Ulrich Raisch – im Gespräch mit Redakteur Oliver von Schaewen – versteht sich als „Berufsoptimist mit ausgeprägtem Realitätssinn“. Foto: Werner Kuhnle

Eine Stunde im Ort mit Ulrich Raisch. Der Musikpädagoge tritt zum 50. Mal in einer kleineren Kommune an.

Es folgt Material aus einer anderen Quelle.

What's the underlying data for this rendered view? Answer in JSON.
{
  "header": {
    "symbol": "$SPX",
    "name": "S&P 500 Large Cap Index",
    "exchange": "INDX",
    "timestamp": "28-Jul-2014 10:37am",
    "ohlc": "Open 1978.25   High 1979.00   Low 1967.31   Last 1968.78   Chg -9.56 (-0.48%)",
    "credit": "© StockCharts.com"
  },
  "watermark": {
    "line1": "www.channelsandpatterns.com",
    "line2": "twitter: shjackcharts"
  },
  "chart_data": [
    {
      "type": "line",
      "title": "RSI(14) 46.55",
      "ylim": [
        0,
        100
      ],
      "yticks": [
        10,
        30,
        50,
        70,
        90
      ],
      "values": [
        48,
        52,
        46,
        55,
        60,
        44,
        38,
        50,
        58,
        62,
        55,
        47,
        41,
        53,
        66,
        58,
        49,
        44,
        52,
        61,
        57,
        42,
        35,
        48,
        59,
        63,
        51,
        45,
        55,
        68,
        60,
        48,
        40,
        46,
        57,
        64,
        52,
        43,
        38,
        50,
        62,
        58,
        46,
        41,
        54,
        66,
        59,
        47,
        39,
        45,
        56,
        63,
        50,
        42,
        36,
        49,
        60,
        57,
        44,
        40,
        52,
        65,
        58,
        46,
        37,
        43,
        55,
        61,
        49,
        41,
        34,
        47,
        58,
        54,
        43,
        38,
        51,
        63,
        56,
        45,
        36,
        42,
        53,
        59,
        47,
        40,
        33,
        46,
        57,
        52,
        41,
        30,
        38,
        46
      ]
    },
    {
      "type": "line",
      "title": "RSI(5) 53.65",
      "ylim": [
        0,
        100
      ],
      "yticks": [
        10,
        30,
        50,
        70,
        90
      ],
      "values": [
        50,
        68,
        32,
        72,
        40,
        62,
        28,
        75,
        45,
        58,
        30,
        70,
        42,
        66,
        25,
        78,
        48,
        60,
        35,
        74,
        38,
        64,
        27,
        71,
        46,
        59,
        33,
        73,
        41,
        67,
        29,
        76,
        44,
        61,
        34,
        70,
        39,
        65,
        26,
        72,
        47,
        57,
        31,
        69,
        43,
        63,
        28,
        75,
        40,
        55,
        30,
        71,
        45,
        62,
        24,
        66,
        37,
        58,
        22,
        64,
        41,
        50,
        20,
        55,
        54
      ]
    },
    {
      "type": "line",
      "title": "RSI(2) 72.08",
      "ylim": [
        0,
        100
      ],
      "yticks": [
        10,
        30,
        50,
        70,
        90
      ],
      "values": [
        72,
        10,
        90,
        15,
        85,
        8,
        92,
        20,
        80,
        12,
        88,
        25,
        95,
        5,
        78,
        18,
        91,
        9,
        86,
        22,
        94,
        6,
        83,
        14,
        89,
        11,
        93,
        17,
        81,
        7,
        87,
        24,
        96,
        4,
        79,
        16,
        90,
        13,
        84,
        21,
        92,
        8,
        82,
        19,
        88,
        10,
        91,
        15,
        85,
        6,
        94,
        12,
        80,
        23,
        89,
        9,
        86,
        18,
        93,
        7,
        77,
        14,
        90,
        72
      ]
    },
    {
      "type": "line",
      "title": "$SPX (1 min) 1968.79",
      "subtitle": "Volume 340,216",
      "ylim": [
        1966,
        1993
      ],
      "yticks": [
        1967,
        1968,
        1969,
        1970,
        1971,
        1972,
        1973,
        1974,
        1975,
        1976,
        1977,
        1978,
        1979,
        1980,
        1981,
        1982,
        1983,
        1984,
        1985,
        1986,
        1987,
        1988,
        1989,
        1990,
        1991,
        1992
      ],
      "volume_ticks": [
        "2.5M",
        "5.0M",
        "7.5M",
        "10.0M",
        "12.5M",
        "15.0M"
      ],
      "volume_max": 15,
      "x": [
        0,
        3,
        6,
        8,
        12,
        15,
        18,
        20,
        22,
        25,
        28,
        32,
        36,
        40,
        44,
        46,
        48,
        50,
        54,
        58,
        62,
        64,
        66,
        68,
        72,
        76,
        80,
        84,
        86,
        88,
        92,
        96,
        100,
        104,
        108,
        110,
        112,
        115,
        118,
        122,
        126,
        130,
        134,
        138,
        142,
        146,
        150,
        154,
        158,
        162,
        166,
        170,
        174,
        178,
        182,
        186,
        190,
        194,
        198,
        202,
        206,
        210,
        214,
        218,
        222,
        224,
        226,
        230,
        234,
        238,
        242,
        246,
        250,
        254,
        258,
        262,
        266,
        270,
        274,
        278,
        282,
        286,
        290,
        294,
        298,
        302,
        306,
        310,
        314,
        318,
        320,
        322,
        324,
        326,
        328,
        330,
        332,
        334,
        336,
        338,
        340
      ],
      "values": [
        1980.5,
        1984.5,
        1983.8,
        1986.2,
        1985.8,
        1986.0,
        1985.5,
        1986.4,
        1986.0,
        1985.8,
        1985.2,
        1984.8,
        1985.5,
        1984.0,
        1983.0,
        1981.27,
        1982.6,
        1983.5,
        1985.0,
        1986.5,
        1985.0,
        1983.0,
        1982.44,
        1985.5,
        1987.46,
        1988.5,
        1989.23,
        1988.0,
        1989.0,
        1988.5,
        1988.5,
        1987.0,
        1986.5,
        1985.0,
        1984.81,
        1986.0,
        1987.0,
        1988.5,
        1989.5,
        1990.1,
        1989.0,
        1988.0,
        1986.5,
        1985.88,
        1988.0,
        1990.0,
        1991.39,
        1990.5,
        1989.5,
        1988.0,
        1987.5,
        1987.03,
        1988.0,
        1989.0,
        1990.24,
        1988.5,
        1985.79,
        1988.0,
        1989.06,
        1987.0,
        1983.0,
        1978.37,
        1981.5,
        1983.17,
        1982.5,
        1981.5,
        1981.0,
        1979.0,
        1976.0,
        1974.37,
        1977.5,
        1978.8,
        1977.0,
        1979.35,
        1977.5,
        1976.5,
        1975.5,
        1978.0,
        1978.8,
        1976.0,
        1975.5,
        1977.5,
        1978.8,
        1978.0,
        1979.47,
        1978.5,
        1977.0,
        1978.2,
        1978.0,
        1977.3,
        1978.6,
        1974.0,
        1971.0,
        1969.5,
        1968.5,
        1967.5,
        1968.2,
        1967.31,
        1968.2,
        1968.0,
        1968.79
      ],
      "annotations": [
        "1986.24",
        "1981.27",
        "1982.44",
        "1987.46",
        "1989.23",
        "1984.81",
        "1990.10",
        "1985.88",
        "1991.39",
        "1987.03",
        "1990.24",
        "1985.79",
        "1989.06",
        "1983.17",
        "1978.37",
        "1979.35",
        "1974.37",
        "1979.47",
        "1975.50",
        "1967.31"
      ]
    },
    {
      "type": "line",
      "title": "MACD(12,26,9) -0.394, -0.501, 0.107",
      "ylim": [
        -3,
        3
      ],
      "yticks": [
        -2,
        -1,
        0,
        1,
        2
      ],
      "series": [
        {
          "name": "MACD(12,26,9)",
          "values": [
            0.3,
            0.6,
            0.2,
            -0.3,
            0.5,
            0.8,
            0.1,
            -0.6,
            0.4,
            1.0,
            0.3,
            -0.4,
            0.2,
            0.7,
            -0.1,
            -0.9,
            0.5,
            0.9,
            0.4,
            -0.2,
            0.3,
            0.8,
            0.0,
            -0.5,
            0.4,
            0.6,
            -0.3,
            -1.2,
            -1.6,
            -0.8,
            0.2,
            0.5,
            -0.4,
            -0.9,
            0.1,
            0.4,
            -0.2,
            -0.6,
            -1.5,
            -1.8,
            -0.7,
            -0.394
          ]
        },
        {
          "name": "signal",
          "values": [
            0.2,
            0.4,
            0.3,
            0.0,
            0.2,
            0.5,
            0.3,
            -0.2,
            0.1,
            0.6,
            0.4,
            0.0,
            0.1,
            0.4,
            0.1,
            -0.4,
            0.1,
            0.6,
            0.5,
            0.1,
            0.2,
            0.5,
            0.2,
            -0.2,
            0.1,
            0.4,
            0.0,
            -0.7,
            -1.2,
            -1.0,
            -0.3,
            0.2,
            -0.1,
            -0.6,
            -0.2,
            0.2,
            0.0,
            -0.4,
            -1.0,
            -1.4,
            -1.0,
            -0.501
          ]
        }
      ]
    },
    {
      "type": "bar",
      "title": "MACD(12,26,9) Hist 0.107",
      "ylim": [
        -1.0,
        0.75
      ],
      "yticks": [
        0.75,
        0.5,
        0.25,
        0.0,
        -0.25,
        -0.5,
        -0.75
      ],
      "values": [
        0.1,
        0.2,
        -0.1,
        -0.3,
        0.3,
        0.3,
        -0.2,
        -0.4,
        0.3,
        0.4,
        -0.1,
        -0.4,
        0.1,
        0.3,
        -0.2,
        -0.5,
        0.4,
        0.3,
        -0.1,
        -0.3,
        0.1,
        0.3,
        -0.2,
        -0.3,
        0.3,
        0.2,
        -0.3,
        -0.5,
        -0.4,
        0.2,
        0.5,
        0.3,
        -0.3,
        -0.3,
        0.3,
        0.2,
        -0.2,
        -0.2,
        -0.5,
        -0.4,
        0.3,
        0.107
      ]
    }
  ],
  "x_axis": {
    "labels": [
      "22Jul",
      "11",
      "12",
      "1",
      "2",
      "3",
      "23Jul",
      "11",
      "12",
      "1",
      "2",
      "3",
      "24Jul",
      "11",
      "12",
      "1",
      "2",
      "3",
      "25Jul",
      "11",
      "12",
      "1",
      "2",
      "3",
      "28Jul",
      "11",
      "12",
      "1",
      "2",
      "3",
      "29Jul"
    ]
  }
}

Als Treffpunkt hat sich Ulrich Raisch das Café Glock im Erdmannhäuser Ortszentrum gewählt. Für ihn „ein Ort bürgerschaftlicher Öffentlichkeit“ – wie das Café  an sich  schon immer dem „Informationsaustausch ohne Standesgrenzen“ gedient habe. Es ist 17 Uhr: Das Lokal leert sich an diesem Donnerstagabend langsam. Raisch ist mit  S-Bahn und Bus aus Stuttgart  gekommen. Er wird eine Stunde später bei der offiziellen Kandidatenvorstellung in der Halle auf der Schray auftreten. Er wirkt ruhig, faltet zunächst nebenbei Flyer, die er später auflegen will.

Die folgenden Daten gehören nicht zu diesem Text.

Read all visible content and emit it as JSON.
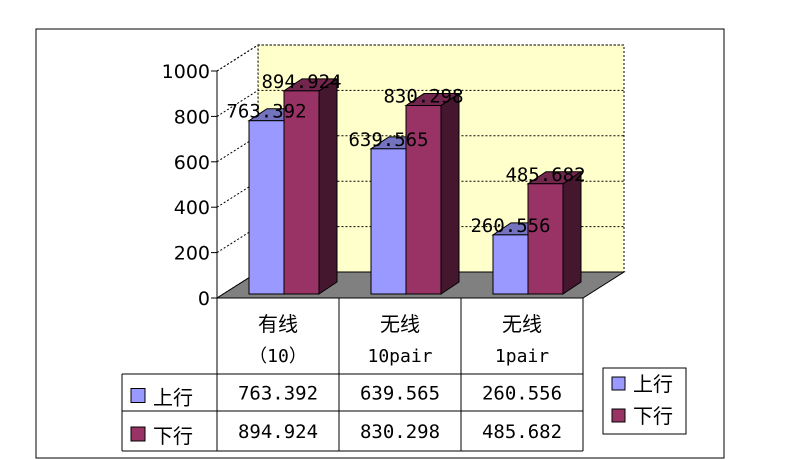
{
  "chart_data": {
    "type": "bar",
    "style": "3d-clustered-column-with-data-table",
    "categories": [
      {
        "line1": "有线",
        "line2": "（10）"
      },
      {
        "line1": "无线",
        "line2": "10pair"
      },
      {
        "line1": "无线",
        "line2": "1pair"
      }
    ],
    "series": [
      {
        "name": "上行",
        "color": "#9999ff",
        "values": [
          763.392,
          639.565,
          260.556
        ],
        "labels": [
          "763.392",
          "639.565",
          "260.556"
        ]
      },
      {
        "name": "下行",
        "color": "#993366",
        "values": [
          894.924,
          830.298,
          485.682
        ],
        "labels": [
          "894.924",
          "830.298",
          "485.682"
        ]
      }
    ],
    "yticks": [
      "0",
      "200",
      "400",
      "600",
      "800",
      "1000"
    ],
    "ylim": [
      0,
      1000
    ],
    "grid": true,
    "legend_position": "right",
    "data_labels": true,
    "data_table": true,
    "colors": {
      "wall": "#ffffcc",
      "floor": "#808080",
      "gridline": "#000000"
    }
  }
}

Der Musikpädagoge hat schon viele Gemeindehallen gesehen. Die Bürgermeisterwahl in Erdmannhausen markiert ein Jubiläum. „Es ist die 50. Kommune mit weniger als  20 000 Einwohnern“, erklärt der Kandidat, der als letzter Bewerber  seinen Hut in den Ring geworfen hat. Die OB-Wahl in Fellbach sei die einzige größere Stadt gewesen, sodass er insgesamt auf 51 Wahlen dieser Art seit 2008 komme. In Erdmannhausen sei er vor acht Jahren nicht angetreten, als Birgit Hannemann den Vorgänger Lutz Schwaigert ablöste. „Es gab damals Streit – da wollte ich nicht hineingeraten.“ Über Stimmenzuwächse freue er sich. Der Anstieg von zwei auf 96 Anhänger bei der Wahl in Beilstein bestärke ihn. „Das ist ein Ergebnis mit einer Steigerung von 4700 Prozent.“ Sein Ziel:  eine zweistellige Prozentzahl, eine Kandidatur in Renningen erbrachte ihm mal acht Prozent.

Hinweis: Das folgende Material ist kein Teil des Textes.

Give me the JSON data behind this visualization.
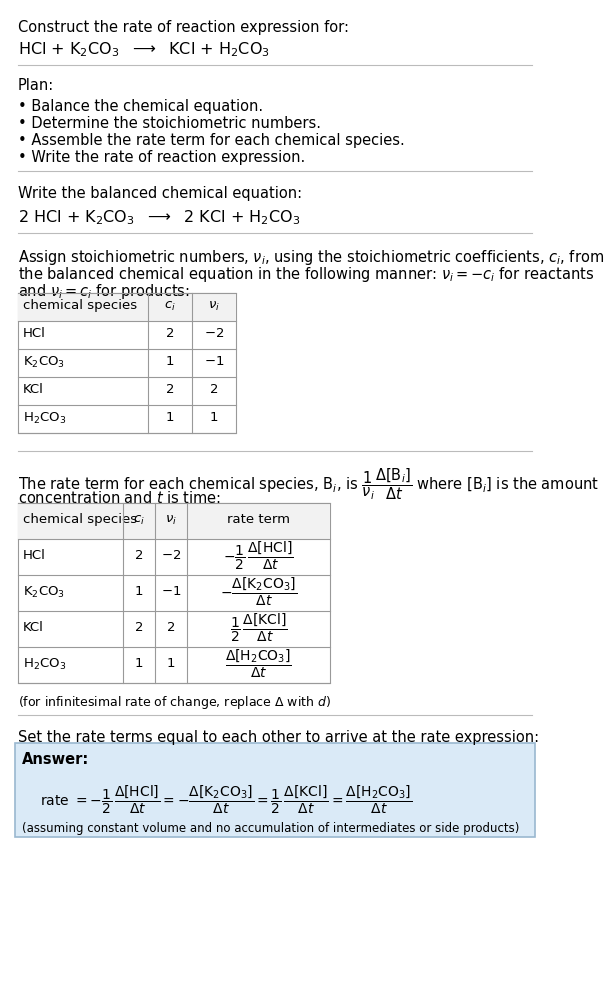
{
  "bg_color": "#ffffff",
  "text_color": "#000000",
  "answer_box_color": "#daeaf7",
  "answer_box_edge": "#9ab8d0",
  "title_line1": "Construct the rate of reaction expression for:",
  "reaction_unbalanced": "HCl + K$_2$CO$_3$  $\\longrightarrow$  KCl + H$_2$CO$_3$",
  "plan_header": "Plan:",
  "plan_items": [
    "• Balance the chemical equation.",
    "• Determine the stoichiometric numbers.",
    "• Assemble the rate term for each chemical species.",
    "• Write the rate of reaction expression."
  ],
  "balanced_header": "Write the balanced chemical equation:",
  "reaction_balanced": "2 HCl + K$_2$CO$_3$  $\\longrightarrow$  2 KCl + H$_2$CO$_3$",
  "stoich_intro_1": "Assign stoichiometric numbers, $\\nu_i$, using the stoichiometric coefficients, $c_i$, from",
  "stoich_intro_2": "the balanced chemical equation in the following manner: $\\nu_i = -c_i$ for reactants",
  "stoich_intro_3": "and $\\nu_i = c_i$ for products:",
  "table1_headers": [
    "chemical species",
    "$c_i$",
    "$\\nu_i$"
  ],
  "table1_rows": [
    [
      "HCl",
      "2",
      "$-2$"
    ],
    [
      "K$_2$CO$_3$",
      "1",
      "$-1$"
    ],
    [
      "KCl",
      "2",
      "2"
    ],
    [
      "H$_2$CO$_3$",
      "1",
      "1"
    ]
  ],
  "rate_intro_1": "The rate term for each chemical species, B$_i$, is $\\dfrac{1}{\\nu_i}\\dfrac{\\Delta[\\mathrm{B}_i]}{\\Delta t}$ where [B$_i$] is the amount",
  "rate_intro_2": "concentration and $t$ is time:",
  "table2_headers": [
    "chemical species",
    "$c_i$",
    "$\\nu_i$",
    "rate term"
  ],
  "table2_rows": [
    [
      "HCl",
      "2",
      "$-2$",
      "$-\\dfrac{1}{2}\\,\\dfrac{\\Delta[\\mathrm{HCl}]}{\\Delta t}$"
    ],
    [
      "K$_2$CO$_3$",
      "1",
      "$-1$",
      "$-\\dfrac{\\Delta[\\mathrm{K_2CO_3}]}{\\Delta t}$"
    ],
    [
      "KCl",
      "2",
      "2",
      "$\\dfrac{1}{2}\\,\\dfrac{\\Delta[\\mathrm{KCl}]}{\\Delta t}$"
    ],
    [
      "H$_2$CO$_3$",
      "1",
      "1",
      "$\\dfrac{\\Delta[\\mathrm{H_2CO_3}]}{\\Delta t}$"
    ]
  ],
  "infinitesimal_note": "(for infinitesimal rate of change, replace $\\Delta$ with $d$)",
  "set_equal_text": "Set the rate terms equal to each other to arrive at the rate expression:",
  "answer_label": "Answer:",
  "answer_rate": "rate $= -\\dfrac{1}{2}\\,\\dfrac{\\Delta[\\mathrm{HCl}]}{\\Delta t} = -\\dfrac{\\Delta[\\mathrm{K_2CO_3}]}{\\Delta t} = \\dfrac{1}{2}\\,\\dfrac{\\Delta[\\mathrm{KCl}]}{\\Delta t} = \\dfrac{\\Delta[\\mathrm{H_2CO_3}]}{\\Delta t}$",
  "answer_note": "(assuming constant volume and no accumulation of intermediates or side products)",
  "fs": 10.5,
  "fs_small": 9.5,
  "fs_note": 9.0
}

Warum er trotzdem immer wieder antritt? „Ich möchte Flagge zeigen für eine demokratische und nachhaltige Generationengerechtigkeit“, sagt der 59-Jährige. Was für ihn in Erdmannhausen dazu gehört, fasst er in der Formel „Es muss mehr Qualität geboten werden“ zusammen. Gehe es etwa darum, Erzieherinnen für die Kindergärten zu gewinnen, verpufften monetäre Anreize schnell. Raisch lehnt solche „mörderischen Wettkämpfe“ unter den Kommunen ab. Stattdessen empfiehlt er, einen Musikkindergarten zu gründen: „Das wäre ein Alleinstellungsmerkmal.“ Die Kinder würden seelisch dazugewinnen. Für den Christen Ulrich Raisch, der Mitglied der CDU ist und nicht müde wird, an die Werte der Mitmenschlichkeit und des Ehrenamtes zu erinnern, zählt eine Politik, die Bürgern ermöglicht, sich sozial und kulturell zu entwickeln.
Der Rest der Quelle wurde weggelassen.